O meu interesse pelo Mumin se deve por sua fama e eu sou um pessoa que (estranhamente) gosta muito da Finlândia se ao menos ter ido ao país. Foi depois de um documentário que assisti sobre Tove Jansson comprei um livro e um quadrinho dela. Li o quadrinho "Mumin" primeiro e foi um grata surpresa de um personagem cativante e ingenuo que ama se aventurar. 





-O Amante - Marguerite Duras
Foi através da leitura compartilhada do Entre pontos e vírgulas que comecei a ler este livro. Infelizmente não li a tempo da discussão, mas li e super recomendo. Este livro nos confessa coisas que nos prende até o fim do livro. Não fiz ainda uma resenha, mas gostaria de fazer para demonstrar o quanto gostei deste livro que não acho que é um livro erótico, mas um livro de lembranças e cicatrizes.








Ferrari é um estudiosa argentina que buscou por contos ciganos. O livro é rico em suas histórias e imagens. Eu sou admiradora desta cultura nômade, e acredito que foi muito difícil para autora transpor uma cultura oral em palavras.










-O Existencialismo é um Humanismo - Jean-Paul Sartre
Este livro é um comunicado que o Sartre deu para desmistificar o que falavam sobre a filosofia existencialista. O livro é um bom introdutório para filosofia existencialista, mas não é um livro melhor que explica sua obra. O livro é pequeno e tenta explicar detalhadamente sobre o que o existencialismo não é para facilitar a compreensão do que ele é. 







-Solanin 1 e 2 - Inio Asano
O mangá sobre um casal de pessoas que acabaram de sair da faculdade. A história é carregada de questionamentos e de medos. Confesso que me identifiquei demais com muitas situações até porque estou no meu último ano de faculdade. Mas acredito que são mangás que acolhem estas pessoas que estão perdidas e ganhando sua própria independência. Pretendo ainda fazer resenha destes mangás.




-O Escolhido foi Você - Miranda July
Este é um livro do qual a pessoa passa a observar o entorno dela além da experiência virtual.
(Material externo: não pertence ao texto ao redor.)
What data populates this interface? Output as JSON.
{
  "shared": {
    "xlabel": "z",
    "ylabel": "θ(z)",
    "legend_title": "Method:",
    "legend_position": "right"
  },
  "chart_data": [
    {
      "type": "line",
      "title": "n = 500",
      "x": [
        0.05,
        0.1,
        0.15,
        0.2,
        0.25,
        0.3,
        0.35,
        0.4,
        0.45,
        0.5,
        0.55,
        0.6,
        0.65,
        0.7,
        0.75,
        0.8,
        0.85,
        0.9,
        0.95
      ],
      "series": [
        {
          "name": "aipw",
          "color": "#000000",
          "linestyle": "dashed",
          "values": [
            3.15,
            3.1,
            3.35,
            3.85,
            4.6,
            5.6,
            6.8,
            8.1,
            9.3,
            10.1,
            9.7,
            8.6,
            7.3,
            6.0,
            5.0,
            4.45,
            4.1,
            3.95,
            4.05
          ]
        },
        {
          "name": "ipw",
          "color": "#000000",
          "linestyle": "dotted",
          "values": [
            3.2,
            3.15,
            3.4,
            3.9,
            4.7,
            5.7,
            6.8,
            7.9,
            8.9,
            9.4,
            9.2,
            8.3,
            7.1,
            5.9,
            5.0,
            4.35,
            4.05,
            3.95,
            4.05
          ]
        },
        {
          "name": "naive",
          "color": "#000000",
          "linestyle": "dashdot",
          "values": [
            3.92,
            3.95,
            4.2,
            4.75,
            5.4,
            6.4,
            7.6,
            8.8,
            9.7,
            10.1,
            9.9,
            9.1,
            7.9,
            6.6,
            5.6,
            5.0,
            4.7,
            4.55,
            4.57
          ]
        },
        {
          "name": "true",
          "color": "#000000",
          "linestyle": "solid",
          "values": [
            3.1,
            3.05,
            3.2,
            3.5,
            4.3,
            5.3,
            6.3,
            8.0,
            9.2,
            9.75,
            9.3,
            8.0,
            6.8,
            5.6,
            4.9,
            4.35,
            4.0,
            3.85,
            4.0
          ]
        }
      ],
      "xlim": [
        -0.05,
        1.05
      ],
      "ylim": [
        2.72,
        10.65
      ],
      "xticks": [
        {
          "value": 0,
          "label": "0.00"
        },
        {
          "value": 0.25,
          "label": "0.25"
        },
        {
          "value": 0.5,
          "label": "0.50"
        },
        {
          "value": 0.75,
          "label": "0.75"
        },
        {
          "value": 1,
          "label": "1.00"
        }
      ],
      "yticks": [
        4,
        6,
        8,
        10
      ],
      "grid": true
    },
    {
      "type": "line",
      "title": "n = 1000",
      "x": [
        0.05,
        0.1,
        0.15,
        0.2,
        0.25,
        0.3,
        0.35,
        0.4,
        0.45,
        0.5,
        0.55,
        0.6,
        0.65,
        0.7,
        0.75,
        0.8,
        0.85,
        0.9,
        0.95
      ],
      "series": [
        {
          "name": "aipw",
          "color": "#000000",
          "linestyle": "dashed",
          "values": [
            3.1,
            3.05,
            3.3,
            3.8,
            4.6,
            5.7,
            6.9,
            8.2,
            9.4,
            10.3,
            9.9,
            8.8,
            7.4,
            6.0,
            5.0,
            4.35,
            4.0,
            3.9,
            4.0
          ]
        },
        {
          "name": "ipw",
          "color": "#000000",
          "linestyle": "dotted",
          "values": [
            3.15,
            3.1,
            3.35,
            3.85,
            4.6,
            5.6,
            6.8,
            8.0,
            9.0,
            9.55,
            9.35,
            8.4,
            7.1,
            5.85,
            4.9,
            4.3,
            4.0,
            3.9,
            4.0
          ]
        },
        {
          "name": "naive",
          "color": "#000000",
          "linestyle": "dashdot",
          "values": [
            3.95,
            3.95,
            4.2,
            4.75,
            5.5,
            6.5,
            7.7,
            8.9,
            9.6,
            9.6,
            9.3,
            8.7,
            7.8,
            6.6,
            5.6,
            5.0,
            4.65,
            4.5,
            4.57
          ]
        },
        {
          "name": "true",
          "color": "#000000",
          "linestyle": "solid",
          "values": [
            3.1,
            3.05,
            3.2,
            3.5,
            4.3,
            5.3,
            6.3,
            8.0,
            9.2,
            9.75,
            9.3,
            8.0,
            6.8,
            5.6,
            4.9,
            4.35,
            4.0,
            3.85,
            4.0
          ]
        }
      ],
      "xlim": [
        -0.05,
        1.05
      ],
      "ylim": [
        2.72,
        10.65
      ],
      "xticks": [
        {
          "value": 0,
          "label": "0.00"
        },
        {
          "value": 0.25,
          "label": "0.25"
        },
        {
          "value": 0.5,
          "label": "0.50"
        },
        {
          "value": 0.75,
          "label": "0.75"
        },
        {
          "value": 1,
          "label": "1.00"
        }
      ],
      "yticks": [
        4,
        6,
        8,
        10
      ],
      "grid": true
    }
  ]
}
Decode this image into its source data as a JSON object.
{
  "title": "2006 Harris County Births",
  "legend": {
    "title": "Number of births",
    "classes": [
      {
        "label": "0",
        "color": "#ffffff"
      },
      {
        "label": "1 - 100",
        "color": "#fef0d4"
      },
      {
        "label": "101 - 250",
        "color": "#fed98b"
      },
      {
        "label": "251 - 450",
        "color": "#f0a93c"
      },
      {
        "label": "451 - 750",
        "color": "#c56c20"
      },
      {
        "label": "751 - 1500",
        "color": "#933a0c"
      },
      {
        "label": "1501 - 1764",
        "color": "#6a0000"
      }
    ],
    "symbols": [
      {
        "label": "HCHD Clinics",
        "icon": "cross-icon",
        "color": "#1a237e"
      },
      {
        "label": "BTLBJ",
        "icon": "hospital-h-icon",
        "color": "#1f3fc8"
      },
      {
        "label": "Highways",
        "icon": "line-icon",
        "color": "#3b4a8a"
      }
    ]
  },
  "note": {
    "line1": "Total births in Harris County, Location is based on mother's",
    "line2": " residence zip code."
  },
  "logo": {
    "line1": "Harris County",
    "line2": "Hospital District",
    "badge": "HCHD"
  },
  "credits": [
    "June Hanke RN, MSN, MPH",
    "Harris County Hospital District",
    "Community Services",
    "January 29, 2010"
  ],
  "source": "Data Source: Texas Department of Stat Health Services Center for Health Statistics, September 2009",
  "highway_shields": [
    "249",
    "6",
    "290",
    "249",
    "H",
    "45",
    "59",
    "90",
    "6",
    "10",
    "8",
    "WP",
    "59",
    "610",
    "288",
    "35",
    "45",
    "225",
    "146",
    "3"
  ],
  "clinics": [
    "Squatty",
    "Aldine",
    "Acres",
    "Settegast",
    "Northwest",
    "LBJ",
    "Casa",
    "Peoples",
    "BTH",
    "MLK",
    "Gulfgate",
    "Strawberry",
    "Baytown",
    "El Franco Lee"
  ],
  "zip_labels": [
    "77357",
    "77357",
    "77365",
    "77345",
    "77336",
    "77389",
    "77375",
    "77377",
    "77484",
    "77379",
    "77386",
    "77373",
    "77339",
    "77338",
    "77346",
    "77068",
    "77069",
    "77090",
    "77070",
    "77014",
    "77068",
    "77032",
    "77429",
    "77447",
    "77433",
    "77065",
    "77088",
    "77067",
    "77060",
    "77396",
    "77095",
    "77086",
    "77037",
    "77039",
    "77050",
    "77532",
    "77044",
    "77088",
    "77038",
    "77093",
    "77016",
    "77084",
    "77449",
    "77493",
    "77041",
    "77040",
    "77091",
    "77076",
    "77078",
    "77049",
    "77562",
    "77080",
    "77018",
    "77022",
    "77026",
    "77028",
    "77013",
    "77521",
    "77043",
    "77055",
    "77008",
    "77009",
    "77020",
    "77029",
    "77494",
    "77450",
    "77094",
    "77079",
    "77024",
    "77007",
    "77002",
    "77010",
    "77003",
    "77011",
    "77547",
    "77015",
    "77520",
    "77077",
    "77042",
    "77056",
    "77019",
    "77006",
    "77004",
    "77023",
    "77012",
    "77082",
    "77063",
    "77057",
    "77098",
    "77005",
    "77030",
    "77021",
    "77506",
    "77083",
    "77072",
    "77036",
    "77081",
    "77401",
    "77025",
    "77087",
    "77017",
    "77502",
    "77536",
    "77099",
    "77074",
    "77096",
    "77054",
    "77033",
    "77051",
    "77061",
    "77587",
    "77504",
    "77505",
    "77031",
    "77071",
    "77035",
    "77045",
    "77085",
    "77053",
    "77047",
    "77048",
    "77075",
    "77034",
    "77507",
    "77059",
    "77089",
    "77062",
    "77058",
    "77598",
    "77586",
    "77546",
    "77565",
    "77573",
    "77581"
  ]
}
Acredito que este livro foi me conquistando com a perseverança da protagonista que se vê desestimulada com a vida que tem e busca conhecer outras realidades que transforma a vida da protagonista. Este é um livro muito inspirador.









-Sailor Moon 1 ao 5- Naoko Takeuchi 
Sailor Moon faz parte de minha infância em forma de animes e no ano de 2014 pude ler o mangá de uns dos meus animes favoritos quando criança. No ano passado li até metade do 6° volume, pois não tinha conseguido comprar o 7° volume. No mês de dezembro lançaram o 9° volume e finalizarei em 2015 este mangá. Pretendo continuar escrevendo sobre Sailor Moon, 
mas provavelmente irei escrever possíveis spoilers. 
Tentei até agora não escrever spoilers em minha resenha, mas sendo uma série é meio difícil não contarmos uma ou outra coisa que pode sugerir o desenvolvimento da história. Assim como faço resenha de livros, escrevo associando outros elementos da cultura (música, outros livros, quadrinhos) e também utilizando do meus conhecimentos sobre História. Retomarei o ritmo das resenhas e falarei sobre esta tão querida série.